La fin du monde, filmée par l'ange N.-D.
Jaar: 1919
Auteur: Blaise Cendrars (1887 - 1961)
Kunstenaar: Fernand Léger (1881 - 1955)
Uitgeverij: Éditions de la Sirène
Een filmisch einde van de wereld
Cendrars fungeerde in 1918 en 1919 als literair adviseur voor de uitgeverij A la Sirène en mat zich een directeursfunctie aan, maar of hij dat werkelijk was is onzeker. De zakelijke correspondentie van de firma werd niet door hem gevoerd en hij was meer niet dan wel in Parijs. Cendrars assisteerde in die tijd de vernieuwende Franse cinéast Abel Gance. De interesse voor de film blijkt niet alleen hieruit, maar ook al uit de titels Het einde van de wereld, gefilmd door de engel N.-D. en L’abc du cinéma (1926), een pleidooi voor de film. Getuige de handgeschreven opdracht die de auteur in dit exemplaar van dat abc schreef, zag hij de film als 'een nieuwe wereldtaal'. Hij ging overigens niet alleen voor de film op stap, hij was avonturier-journalist genoeg om al op jonge leeftijd Azië te doorkruisen. In dienst tijdens de Eerste Wereldoorlog verloor hij zijn rechter onderarm.
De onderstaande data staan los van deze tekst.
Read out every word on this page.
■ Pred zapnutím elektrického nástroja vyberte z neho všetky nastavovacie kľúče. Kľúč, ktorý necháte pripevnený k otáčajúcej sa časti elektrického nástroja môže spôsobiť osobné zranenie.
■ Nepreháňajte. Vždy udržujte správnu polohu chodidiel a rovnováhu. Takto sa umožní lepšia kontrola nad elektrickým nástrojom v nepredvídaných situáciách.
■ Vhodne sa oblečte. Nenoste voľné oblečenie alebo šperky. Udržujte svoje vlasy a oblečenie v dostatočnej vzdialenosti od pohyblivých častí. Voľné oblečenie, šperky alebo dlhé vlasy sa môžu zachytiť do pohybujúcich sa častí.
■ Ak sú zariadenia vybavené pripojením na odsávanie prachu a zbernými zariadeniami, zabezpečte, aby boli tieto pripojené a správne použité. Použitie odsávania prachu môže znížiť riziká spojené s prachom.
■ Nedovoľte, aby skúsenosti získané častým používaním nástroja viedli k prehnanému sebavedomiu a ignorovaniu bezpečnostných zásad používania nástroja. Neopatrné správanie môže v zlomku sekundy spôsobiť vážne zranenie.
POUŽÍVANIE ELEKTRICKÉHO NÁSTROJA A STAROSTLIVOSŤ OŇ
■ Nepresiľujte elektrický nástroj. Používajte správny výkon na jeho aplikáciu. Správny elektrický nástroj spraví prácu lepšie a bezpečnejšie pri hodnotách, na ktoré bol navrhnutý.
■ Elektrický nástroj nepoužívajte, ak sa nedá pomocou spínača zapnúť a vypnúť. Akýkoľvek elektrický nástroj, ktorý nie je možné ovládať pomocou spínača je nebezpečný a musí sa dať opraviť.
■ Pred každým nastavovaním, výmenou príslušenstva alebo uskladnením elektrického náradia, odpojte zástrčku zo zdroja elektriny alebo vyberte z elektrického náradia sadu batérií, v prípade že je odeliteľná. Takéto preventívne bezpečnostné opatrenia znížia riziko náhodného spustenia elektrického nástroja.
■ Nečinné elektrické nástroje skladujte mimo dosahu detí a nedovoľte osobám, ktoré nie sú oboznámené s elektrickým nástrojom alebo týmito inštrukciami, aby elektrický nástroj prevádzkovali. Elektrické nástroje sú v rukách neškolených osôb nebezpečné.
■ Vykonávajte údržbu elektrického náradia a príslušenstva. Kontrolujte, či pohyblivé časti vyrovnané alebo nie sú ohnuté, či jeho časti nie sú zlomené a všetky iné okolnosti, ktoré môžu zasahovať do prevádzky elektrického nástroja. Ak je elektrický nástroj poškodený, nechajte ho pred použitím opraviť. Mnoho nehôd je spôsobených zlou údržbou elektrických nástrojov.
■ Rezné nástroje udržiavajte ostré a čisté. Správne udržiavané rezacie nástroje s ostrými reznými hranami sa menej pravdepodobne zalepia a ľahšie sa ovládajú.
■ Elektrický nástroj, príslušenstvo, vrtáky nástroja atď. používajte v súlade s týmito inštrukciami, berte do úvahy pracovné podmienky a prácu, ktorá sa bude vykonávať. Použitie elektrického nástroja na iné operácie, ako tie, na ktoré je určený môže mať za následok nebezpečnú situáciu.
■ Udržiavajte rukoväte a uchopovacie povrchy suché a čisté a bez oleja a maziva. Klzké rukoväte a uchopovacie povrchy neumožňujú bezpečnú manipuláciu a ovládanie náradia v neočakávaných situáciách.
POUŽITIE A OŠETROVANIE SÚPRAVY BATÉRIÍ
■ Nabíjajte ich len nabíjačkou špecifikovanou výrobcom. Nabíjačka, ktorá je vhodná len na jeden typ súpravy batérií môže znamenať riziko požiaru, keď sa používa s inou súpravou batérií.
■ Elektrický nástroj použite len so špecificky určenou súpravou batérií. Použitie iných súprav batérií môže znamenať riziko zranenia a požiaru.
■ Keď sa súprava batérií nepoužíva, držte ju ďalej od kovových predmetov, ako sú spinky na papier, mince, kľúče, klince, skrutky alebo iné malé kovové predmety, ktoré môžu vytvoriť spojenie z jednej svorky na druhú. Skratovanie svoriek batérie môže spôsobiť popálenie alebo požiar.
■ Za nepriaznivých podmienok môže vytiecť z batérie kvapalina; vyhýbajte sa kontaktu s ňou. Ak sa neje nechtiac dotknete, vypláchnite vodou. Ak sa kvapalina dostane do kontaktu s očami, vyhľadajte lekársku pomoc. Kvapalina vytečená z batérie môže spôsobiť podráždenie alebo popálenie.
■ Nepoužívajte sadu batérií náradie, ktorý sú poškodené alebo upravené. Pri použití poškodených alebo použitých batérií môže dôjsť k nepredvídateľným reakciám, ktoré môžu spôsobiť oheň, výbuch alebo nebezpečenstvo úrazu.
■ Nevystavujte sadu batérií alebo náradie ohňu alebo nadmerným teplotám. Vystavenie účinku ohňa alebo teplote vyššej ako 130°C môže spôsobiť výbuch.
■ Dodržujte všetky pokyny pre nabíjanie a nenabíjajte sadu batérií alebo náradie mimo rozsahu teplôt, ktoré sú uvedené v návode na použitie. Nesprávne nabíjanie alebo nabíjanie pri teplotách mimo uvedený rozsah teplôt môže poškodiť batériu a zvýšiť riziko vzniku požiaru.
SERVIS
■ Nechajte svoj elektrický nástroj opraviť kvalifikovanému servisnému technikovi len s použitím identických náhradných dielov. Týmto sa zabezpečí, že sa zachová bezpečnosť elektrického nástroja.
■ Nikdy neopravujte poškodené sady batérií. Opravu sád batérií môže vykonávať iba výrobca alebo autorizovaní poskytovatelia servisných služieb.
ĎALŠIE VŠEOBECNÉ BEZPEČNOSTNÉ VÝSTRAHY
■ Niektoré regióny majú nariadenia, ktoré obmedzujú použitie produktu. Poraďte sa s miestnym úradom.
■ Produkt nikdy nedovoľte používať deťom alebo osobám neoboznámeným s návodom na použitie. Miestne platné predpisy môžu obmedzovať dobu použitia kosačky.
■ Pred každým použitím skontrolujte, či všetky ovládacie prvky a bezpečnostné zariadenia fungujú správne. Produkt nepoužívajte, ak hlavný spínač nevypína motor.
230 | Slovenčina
Cendrars' stijl is associatief en geestig op het ruwe af. Het begin van La fin du monde is meteen raak: 'God de vader zit aan zijn cilinderbureau. Haastig zet hij zijn handtekening onder stapels documenten.' Hij onderbreekt zijn werk voor een telefoongesprek en roept zijn rayon-hoofden bijeen. Dat zijn alle geestelijke leiders van de wereld, van de paus tot en met Raspoetin. Daarna maakt hij de balans op: het was een goed jaar. De Wereldoorlog leverde een groot aantal zielen op. Vervolgens reist hij via Interlaken naar Mars en stort alle denkbare plagen over de mensheid uit om de bedrijfswinst te maximaliseren. De ontvolkte wereld wordt door planten overwoekerd. Na de vertoning van 55 korte hoofdstukken, met abrupte overgangen, draait de film snel op de spoel terug en zit God weer aan zijn bureau, zij het met één verschil: hij is bankroet.
Art deco en de moderne mens
De illustraties van Fernand Léger maken dit boek uitzonderlijk; het is dan ook een gezocht kunstenaarsboek geworden, dat het 'ritme van zijn tijd' tot uitdrukking brengt. Léger kende de auteur al sinds 1910. In het jaar van uitgave, 1919, kreeg Léger zijn eerste solotentoonstelling. Behalve het uitgeversvignet verzorgde hij zeven paginagrote illustraties, vier vignetten, vijf illustraties voor de hoofdstuktitels en drie illustraties die zich over twee pagina's uitstrekken. Bovendien ontwierp hij voor- en achteromslag in dezelfde stijl: abstract en kubistisch. De meeste illustraties zijn aangebracht in een combinatie van twee of meer kleuren: zwart, oranje, geel, blauw, rood, rose. Ze zijn typerend voor de art deco. Tekst en illustratie zijn met elkaar vervlochten: op tekstpagina's zijn vignetten in kleur onder de tekst zichtbaar en in de illustraties figureren letters en cijfers, reclameleuzen en citaten, die bij elkaar het beeld van een hectische en moderne stad oproepen.
Voor dit boek ontwierp Léger ook de typografie die uit een robuuste Morland corps 24 is gezet en het boek een zwarte, mechanische indruk geeft. Er is een duidelijk verband tussen film en illustratie. Het verhaal, verteld als een scenario, wordt ook verbeeld door Léger's typografische experiment met afzonderlijk gezette letters en met verschillende lettertypen in de decoraties, met kistletters en symbolen in grote corpsen als neonlichten bij nacht. Zo zag de moderne mens de ondergang van de wereld, als door de lens van een draaiende camera. Voor Léger was dit een belangrijk boek, dat zijn ideeën over mechanisatie en schilderkunst mede vormgaf en dat voorafging aan zijn ontmoetingen met Le Corbusier, Van Doesburg en Mondriaan. Léger was zelf ook zeer actief als filmer, getuige zijn beroemde Ballet mécanique uit 1924.